The series debuted August 13, 2012, after Pawn Stars before assuming its regular Tuesday time slot the following day.

The show's initial executive producers were History's Zachary Behr and Julian Hobbs, and Leftfield Pictures' Brent Montgomery, David George, and Shawn Witt. The series was created by co-executive producer Joel Patterson. By mid-2014, Behr and Ed de Rivaz were History's executive producers on the show, with Tom Romita and Jonathan Wyche joining the three Leftfield executive producers as co-executive producers. In early 2015, Simon Thomas had joined as a fourth Leftfield executive producer, and Sean Moran had succeeded Romita as a co-executive producer.

== Episodes ==

| Season |  | Episodes | Originally aired |  |
| First aired | Last aired |
|  | 1 | 13 | August 13, 2012 | September 25, 2012 |
|  | 2 | 26 | April 9, 2013 | July 30, 2013 |
|  | 3 | 26 | January 7, 2014 | August 26, 2014 |
|  | 4 | 35 | February 24, 2015 | September 22, 2015 |
|  | 5 | 14 | February 16, 2016 | April 5, 2016 |
|  | 6 | 24 | July 5, 2016 | August 16, 2016 |
|  | 7 | 19 | January 28, 2017 | October 31, 2017 |
|  | 8 | 17 | July 10, 2018 | November 6, 2018 |
|  | 9 | 10 | June 3, 2020 | July 8, 2020 |
|  | 10 | 10 | September 15, 2021 | December 1, 2021 |

== Cast ==
- Danny "The Count" Koker is the owner of Count's Kustoms, a shop devoted to the repair and restoration of motor vehicles, automobiles, and motorcycles in particular. The shop's name is derived from Koker's stint as part-owner of local independent station KFBT (now KVCW), during which he hosted a weekly B-movie showcase, Saturday Fright at the Movies, as "Count Cool Rider". Koker, who grew up in Cleveland and Detroit, is a self-taught mechanic who comes from a family of Ford Motor Company employees. He also heads a Las Vegas hard rock band, Count's 77.
- Scott Jones was the manager of Count's Kustoms, and Danny's bookkeeper.
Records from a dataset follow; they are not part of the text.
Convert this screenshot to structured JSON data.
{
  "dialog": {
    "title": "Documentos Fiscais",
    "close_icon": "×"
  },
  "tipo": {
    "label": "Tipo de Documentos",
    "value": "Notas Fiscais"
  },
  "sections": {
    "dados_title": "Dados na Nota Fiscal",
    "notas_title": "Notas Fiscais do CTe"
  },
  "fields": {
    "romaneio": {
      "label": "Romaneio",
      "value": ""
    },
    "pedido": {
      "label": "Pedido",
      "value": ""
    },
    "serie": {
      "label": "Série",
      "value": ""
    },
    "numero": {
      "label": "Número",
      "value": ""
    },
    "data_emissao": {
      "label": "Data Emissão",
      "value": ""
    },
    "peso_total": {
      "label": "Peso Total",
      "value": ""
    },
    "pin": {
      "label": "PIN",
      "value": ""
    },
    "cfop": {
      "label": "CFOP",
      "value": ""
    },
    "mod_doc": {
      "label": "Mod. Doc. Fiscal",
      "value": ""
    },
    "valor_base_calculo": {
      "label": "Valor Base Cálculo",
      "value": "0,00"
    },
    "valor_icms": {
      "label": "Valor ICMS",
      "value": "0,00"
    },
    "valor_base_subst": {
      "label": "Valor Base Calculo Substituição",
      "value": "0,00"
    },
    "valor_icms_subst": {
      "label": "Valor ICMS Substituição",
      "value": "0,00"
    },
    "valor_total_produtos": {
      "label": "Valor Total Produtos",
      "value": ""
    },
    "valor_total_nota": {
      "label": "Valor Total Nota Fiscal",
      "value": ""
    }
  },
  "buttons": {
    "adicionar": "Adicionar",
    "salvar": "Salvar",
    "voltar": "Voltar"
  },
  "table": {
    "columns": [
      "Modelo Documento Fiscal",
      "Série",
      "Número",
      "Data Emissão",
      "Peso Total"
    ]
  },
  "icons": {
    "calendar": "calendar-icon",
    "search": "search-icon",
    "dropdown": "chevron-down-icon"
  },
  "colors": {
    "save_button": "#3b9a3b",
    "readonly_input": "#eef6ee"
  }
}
Scott left between the second and third seasons and is only mentioned briefly in the third-season premiere (having moved to Tennessee after the birth of his son).
- Kevin Mack is Danny's right-hand man and best friend for the past 20 years by the series premiere.
- Michael "Horny Mike" Henry is an airbrush artist
- Roli Szabo is the shop's detailer, responsible for cleaning and polishing of all the vehicles on which Count's Kustoms works. After Season 6, Roli left Count's Kustoms, on good terms. He remains in Las Vegas, where he has opened his own detailing shop, Rock N' Roli Kustom Detailing.
- Shannon Aikau is the bike shop manager and lead builder whom Danny lauds for his fabrication and engineering skills, referring to him as the "A-Number One" in the bike shop.
- Ryan Evans is the head painter and graphic artist. Began working with Shannon in the bike shop. Is now Danny's "main man" when it comes to custom paint.
- Big Ryan is Danny's project scout, parts expert, and picker, with over 15 years of experience.
- Harry "Grandpa" Rome Sr. is an employee who does body work at the shop.
- Joseph "Doc" Duggan integrates technology in working with the cars or adding advanced technological features with the classics.
- George is a mechanic who has worked at the shop for years.